You should put yourself in the role of the AID Director in Erehwemos. The memorandum should be submitted no later than March 6. In the real world the recommendations would probably have to be submitted the day following the Country Team meeting. The format for the memorandum is shown below.

To: USAID: AA/RR – Samuel C. Rooge

From USAID Director Erehwemos – (your name)

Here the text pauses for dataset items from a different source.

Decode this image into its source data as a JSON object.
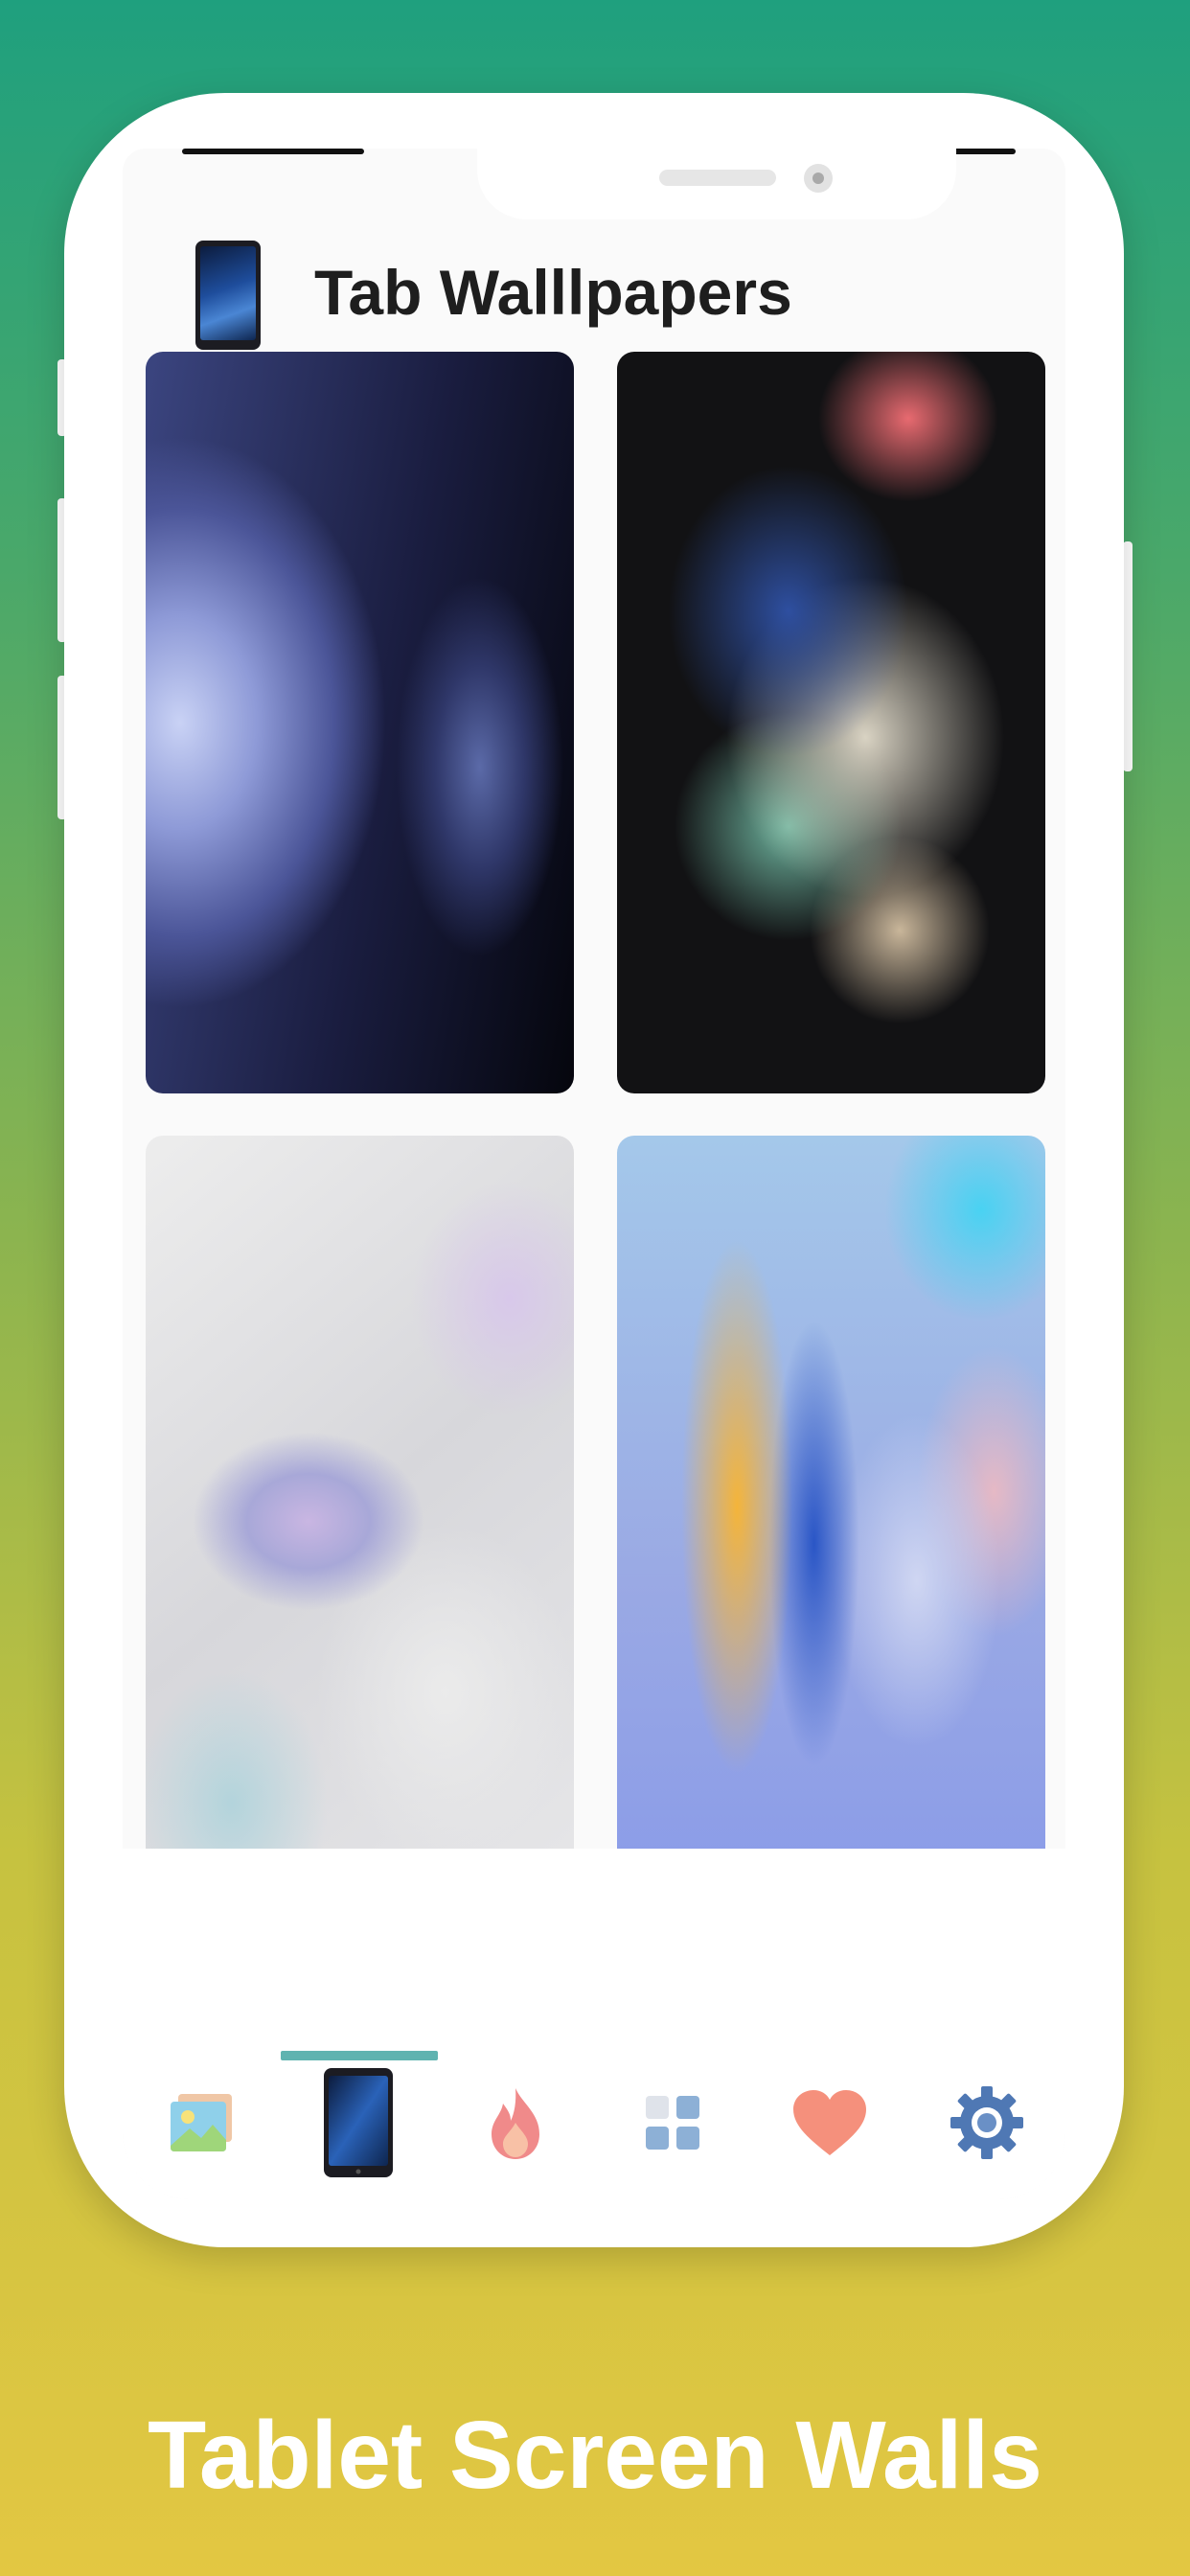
{
  "header": {
    "title": "Tab Walllpapers",
    "logo_icon": "tablet-icon"
  },
  "wallpapers": [
    {
      "description_icon": "wallpaper-thumbnail",
      "palette": "navy-blue"
    },
    {
      "description_icon": "wallpaper-thumbnail",
      "palette": "dark-pastel-burst"
    },
    {
      "description_icon": "wallpaper-thumbnail",
      "palette": "iridescent-white"
    },
    {
      "description_icon": "wallpaper-thumbnail",
      "palette": "blue-yellow-swirl"
    }
  ],
  "bottom_nav": {
    "items": [
      {
        "icon": "gallery-icon"
      },
      {
        "icon": "tablet-icon",
        "active": true
      },
      {
        "icon": "fire-icon"
      },
      {
        "icon": "categories-icon"
      },
      {
        "icon": "heart-icon"
      },
      {
        "icon": "gear-icon"
      }
    ],
    "accent_color": "#5fb3b0"
  },
  "tagline": "Tablet Screen Walls"
}
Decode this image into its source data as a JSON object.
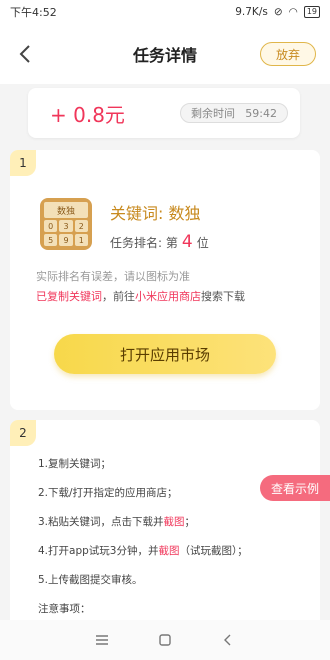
{
  "status": {
    "time": "下午4:52",
    "speed": "9.7K/s",
    "battery": "19"
  },
  "header": {
    "title": "任务详情",
    "giveup_label": "放弃"
  },
  "reward": {
    "amount": "+ 0.8元",
    "time_label": "剩余时间",
    "time_value": "59:42"
  },
  "card1": {
    "step": "1",
    "app_icon_title": "数独",
    "app_icon_digits": [
      "0",
      "3",
      "2",
      "5",
      "9",
      "1"
    ],
    "keyword": "关键词: 数独",
    "rank_label": "任务排名: 第",
    "rank_value": "4",
    "rank_unit": "位",
    "note_line1": "实际排名有误差，请以图标为准",
    "copied_label": "已复制关键词",
    "note_mid": "，前往",
    "store_name": "小米应用商店",
    "note_end": "搜索下载",
    "open_button": "打开应用市场"
  },
  "card2": {
    "step": "2",
    "line1": "1.复制关键词；",
    "line2": "2.下载/打开指定的应用商店；",
    "line3_a": "3.粘贴关键词，点击下载并",
    "line3_b": "截图",
    "line3_c": "；",
    "line4_a": "4.打开app试玩3分钟，并",
    "line4_b": "截图",
    "line4_c": "（试玩截图）；",
    "line5": "5.上传截图提交审核。",
    "line6": "注意事项："
  },
  "example_button": "查看示例",
  "colors": {
    "accent": "#f0365a",
    "gold": "#c88a1f",
    "button_yellow": "#f7d84a",
    "example_pink": "#f56b7e"
  }
}
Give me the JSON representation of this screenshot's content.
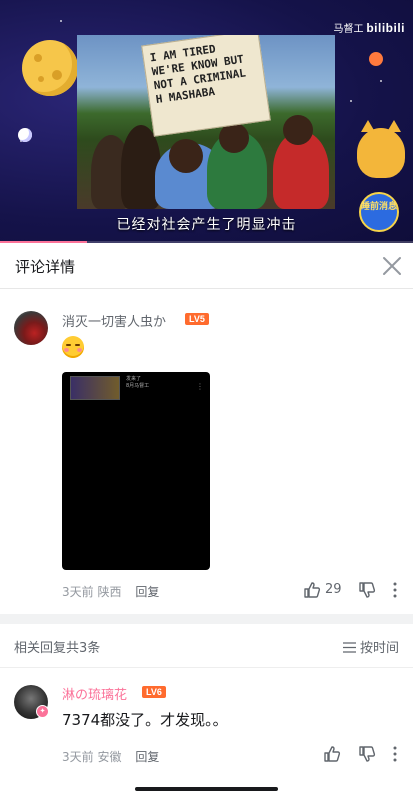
{
  "video": {
    "subtitle": "已经对社会产生了明显冲击",
    "brand_prefix": "马督工",
    "brand_name": "bilibili",
    "sign_text": "I AM TIRED WE'RE KNOW BUT NOT A CRIMINAL H MASHABA",
    "corner_badge": "睡前消息",
    "progress": 0.21
  },
  "panel": {
    "title": "评论详情"
  },
  "main_comment": {
    "username": "消灭一切害人虫か",
    "level": "LV5",
    "emoji": "blush-face",
    "screenshot_caption_1": "发来了",
    "screenshot_caption_2": "8月马督工",
    "time": "3天前",
    "location": "陕西",
    "reply_label": "回复",
    "like_count": "29"
  },
  "related": {
    "title": "相关回复共3条",
    "sort_label": "按时间"
  },
  "reply": {
    "username": "淋の琉璃花",
    "level": "LV6",
    "text": "7374都没了。才发现。。",
    "time": "3天前",
    "location": "安徽",
    "reply_label": "回复"
  },
  "colors": {
    "accent_pink": "#fb7299",
    "level_orange": "#ff6b2e",
    "video_bg": "#1c1a55"
  }
}
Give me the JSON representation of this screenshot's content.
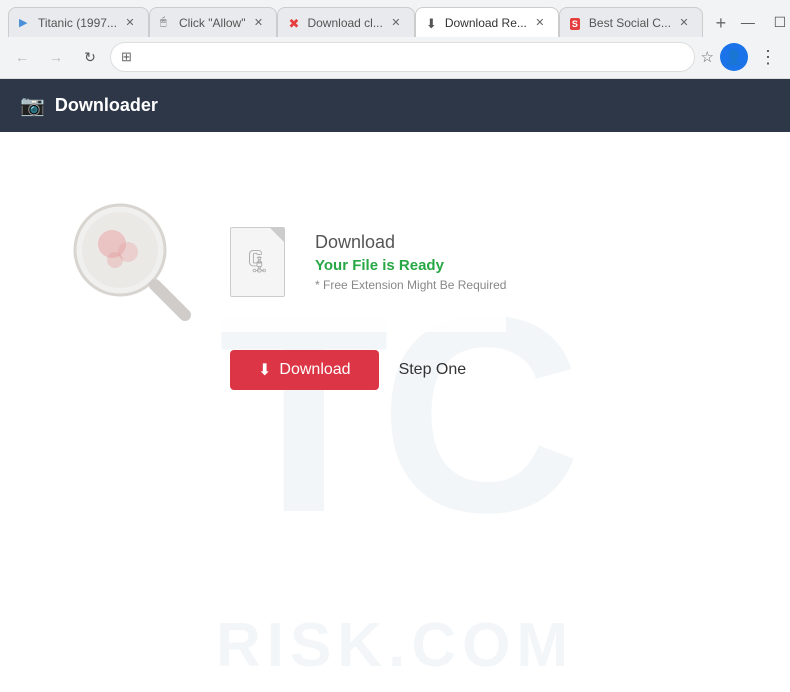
{
  "browser": {
    "tabs": [
      {
        "id": "tab1",
        "favicon": "film",
        "title": "Titanic (1997...",
        "active": false,
        "closable": true
      },
      {
        "id": "tab2",
        "favicon": "cursor",
        "title": "Click \"Allow\"",
        "active": false,
        "closable": true
      },
      {
        "id": "tab3",
        "favicon": "x-error",
        "title": "Download cl...",
        "active": false,
        "closable": true
      },
      {
        "id": "tab4",
        "favicon": "download",
        "title": "Download Re...",
        "active": true,
        "closable": true
      },
      {
        "id": "tab5",
        "favicon": "social",
        "title": "Best Social C...",
        "active": false,
        "closable": true
      }
    ],
    "add_tab_label": "+",
    "window_controls": {
      "minimize": "—",
      "maximize": "☐",
      "close": "✕"
    },
    "address_bar": {
      "url": "",
      "star_icon": "☆"
    }
  },
  "page": {
    "header": {
      "icon": "📷",
      "title": "Downloader"
    },
    "watermark": {
      "letters": "TC",
      "bottom": "RISK.COM"
    },
    "card": {
      "download_title": "Download",
      "file_ready": "Your File is Ready",
      "extension_note": "* Free Extension Might Be Required",
      "download_button": "Download",
      "step_label": "Step One"
    }
  }
}
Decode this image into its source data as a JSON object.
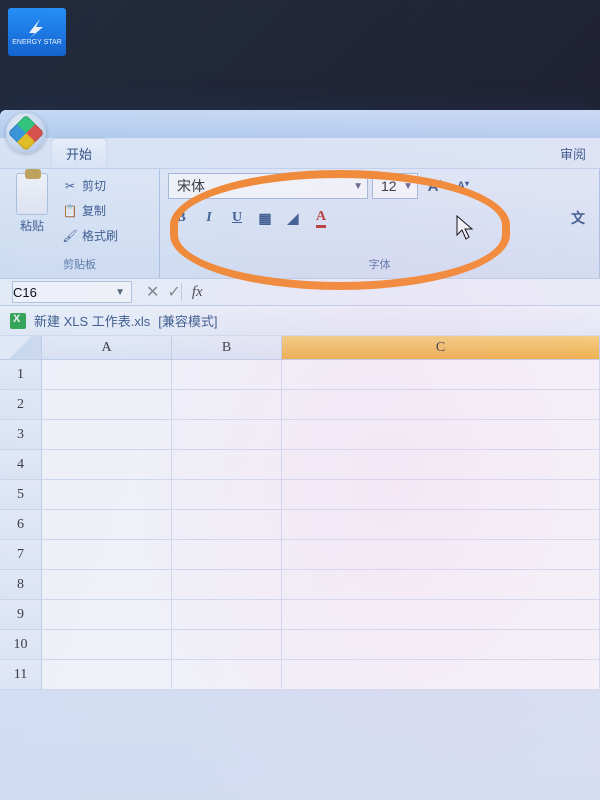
{
  "desktop_badge": {
    "label": "ENERGY STAR"
  },
  "ribbon_tabs": {
    "home": "开始",
    "review": "审阅"
  },
  "clipboard": {
    "paste": "粘贴",
    "cut": "剪切",
    "copy": "复制",
    "format_painter": "格式刷",
    "group_label": "剪贴板"
  },
  "font": {
    "family": "宋体",
    "size": "12",
    "group_label": "字体",
    "bold": "B",
    "italic": "I",
    "underline": "U",
    "grow": "A",
    "shrink": "A",
    "wen": "文"
  },
  "name_box": {
    "value": "C16"
  },
  "formula_bar": {
    "fx": "fx"
  },
  "document": {
    "filename": "新建 XLS 工作表.xls",
    "mode": "[兼容模式]"
  },
  "columns": [
    "A",
    "B",
    "C"
  ],
  "rows": [
    "1",
    "2",
    "3",
    "4",
    "5",
    "6",
    "7",
    "8",
    "9",
    "10",
    "11"
  ]
}
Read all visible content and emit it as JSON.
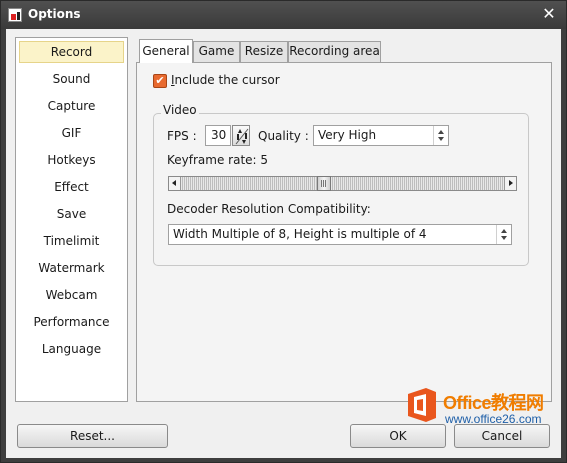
{
  "window": {
    "title": "Options",
    "close_glyph": "✕"
  },
  "sidebar": {
    "items": [
      {
        "label": "Record"
      },
      {
        "label": "Sound"
      },
      {
        "label": "Capture"
      },
      {
        "label": "GIF"
      },
      {
        "label": "Hotkeys"
      },
      {
        "label": "Effect"
      },
      {
        "label": "Save"
      },
      {
        "label": "Timelimit"
      },
      {
        "label": "Watermark"
      },
      {
        "label": "Webcam"
      },
      {
        "label": "Performance"
      },
      {
        "label": "Language"
      }
    ],
    "selected": "Record"
  },
  "tabs": [
    {
      "label": "General"
    },
    {
      "label": "Game"
    },
    {
      "label": "Resize"
    },
    {
      "label": "Recording area"
    }
  ],
  "active_tab": "General",
  "general": {
    "include_cursor": {
      "checked": true,
      "check_glyph": "✔",
      "accel_letter": "I",
      "rest_label": "nclude the cursor"
    },
    "video_group": {
      "title": "Video",
      "fps_label": "FPS :",
      "fps_value": "30",
      "quality_label": "Quality :",
      "quality_value": "Very High",
      "keyframe_label": "Keyframe rate: 5",
      "keyframe_rate": 5,
      "decoder_label": "Decoder Resolution Compatibility:",
      "decoder_value": "Width Multiple of 8, Height is multiple of 4"
    }
  },
  "buttons": {
    "reset": "Reset...",
    "ok": "OK",
    "cancel": "Cancel"
  },
  "watermark": {
    "brand": "Office教程网",
    "url": "www.office26.com",
    "brand_color": "#f07d00"
  },
  "colors": {
    "accent": "#e86a2f",
    "selection": "#fbf3c9",
    "titlebar": "#3e3e3e"
  }
}
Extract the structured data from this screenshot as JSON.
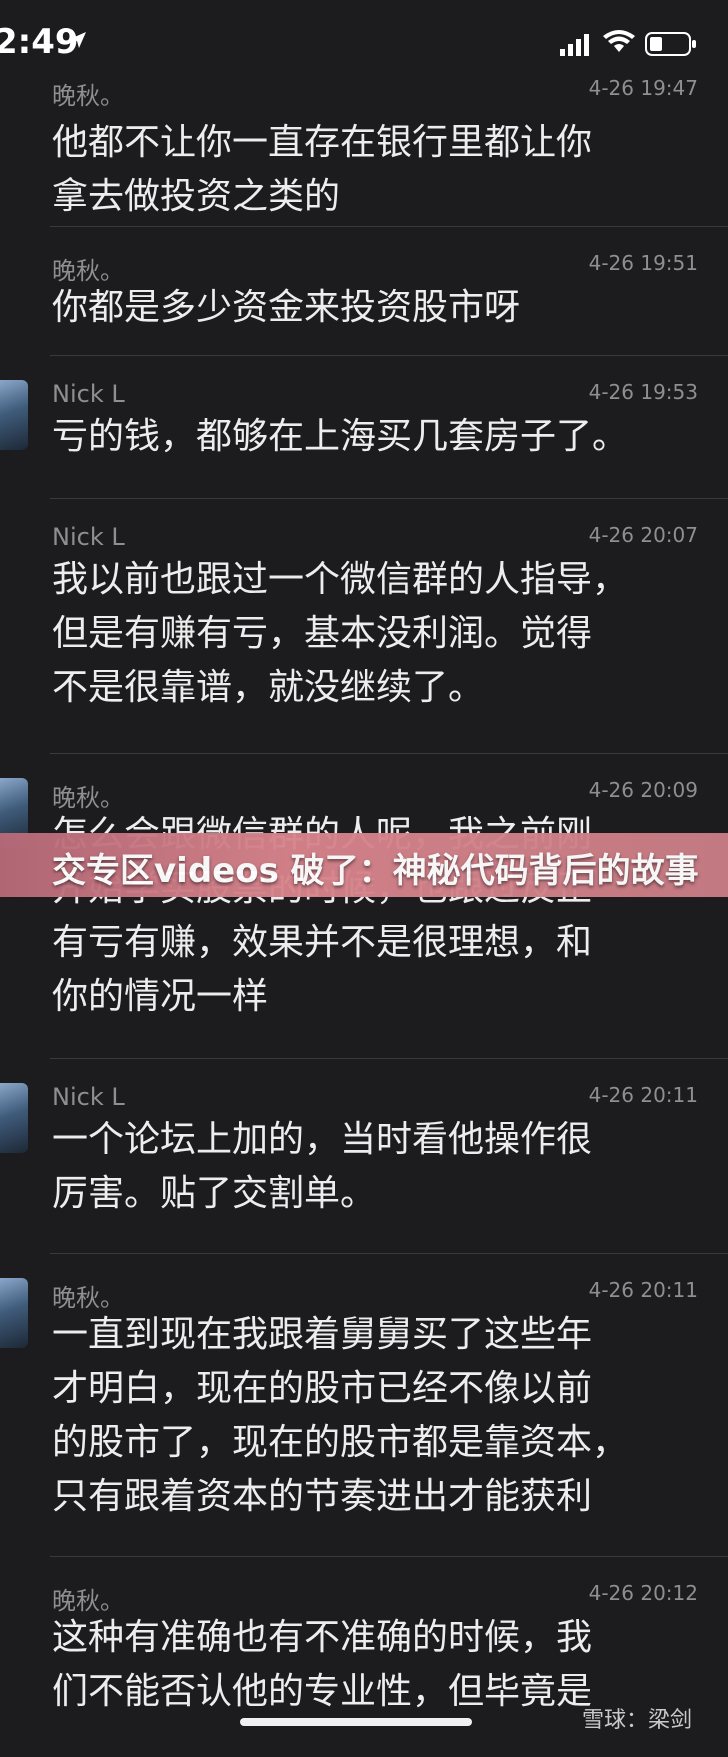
{
  "status_bar": {
    "time": "2:49"
  },
  "messages": [
    {
      "name": "晚秋。",
      "time": "4-26 19:47",
      "text": [
        "他都不让你一直存在银行里都让你",
        "拿去做投资之类的"
      ]
    },
    {
      "name": "晚秋。",
      "time": "4-26 19:51",
      "text": [
        "你都是多少资金来投资股市呀"
      ]
    },
    {
      "name": "Nick L",
      "time": "4-26 19:53",
      "text": [
        "亏的钱，都够在上海买几套房子了。"
      ]
    },
    {
      "name": "Nick L",
      "time": "4-26 20:07",
      "text": [
        "我以前也跟过一个微信群的人指导，",
        "但是有赚有亏，基本没利润。觉得",
        "不是很靠谱，就没继续了。"
      ]
    },
    {
      "name": "晚秋。",
      "time": "4-26 20:09",
      "text": [
        "怎么会跟微信群的人呢，我之前刚",
        "开始学买股票的时候，也跟过反正",
        "有亏有赚，效果并不是很理想，和",
        "你的情况一样"
      ]
    },
    {
      "name": "Nick L",
      "time": "4-26 20:11",
      "text": [
        "一个论坛上加的，当时看他操作很",
        "厉害。贴了交割单。"
      ]
    },
    {
      "name": "晚秋。",
      "time": "4-26 20:11",
      "text": [
        "一直到现在我跟着舅舅买了这些年",
        "才明白，现在的股市已经不像以前",
        "的股市了，现在的股市都是靠资本，",
        "只有跟着资本的节奏进出才能获利"
      ]
    },
    {
      "name": "晚秋。",
      "time": "4-26 20:12",
      "text": [
        "这种有准确也有不准确的时候，我",
        "们不能否认他的专业性，但毕竟是"
      ]
    }
  ],
  "banner": {
    "text": "交专区videos 破了：神秘代码背后的故事"
  },
  "watermark": {
    "text": "雪球：梁剑"
  }
}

Subject: Erehwon FY 2017 Aid Program

Summary: The Country Team has carefully considered the Erehwon Aid program for the current fiscal year within the proposed $25,000,000 budget allocation. It has reviewed seven program areas and recommends approval of the following program activities: (give a summary of your overall assessment of Erehwon’s development needs and the rationale for each decision and the specific dollar amounts you have decided on) You should indicate that the Ambassdor has concurred in this allocation. End Summary

Subsequent paragraphs should analyze each of the seven program areas, explain in greater detail the allocation (or the decision not to fund) and indicate the assumptions underlying your decision and any conditions you believe should be attached to the specific programs you have decided to approve. You should take into account the sustainability of the project, the relationship to other donors (if any) and the political implications (if any) of your decisions both in Washington and Erehwemos.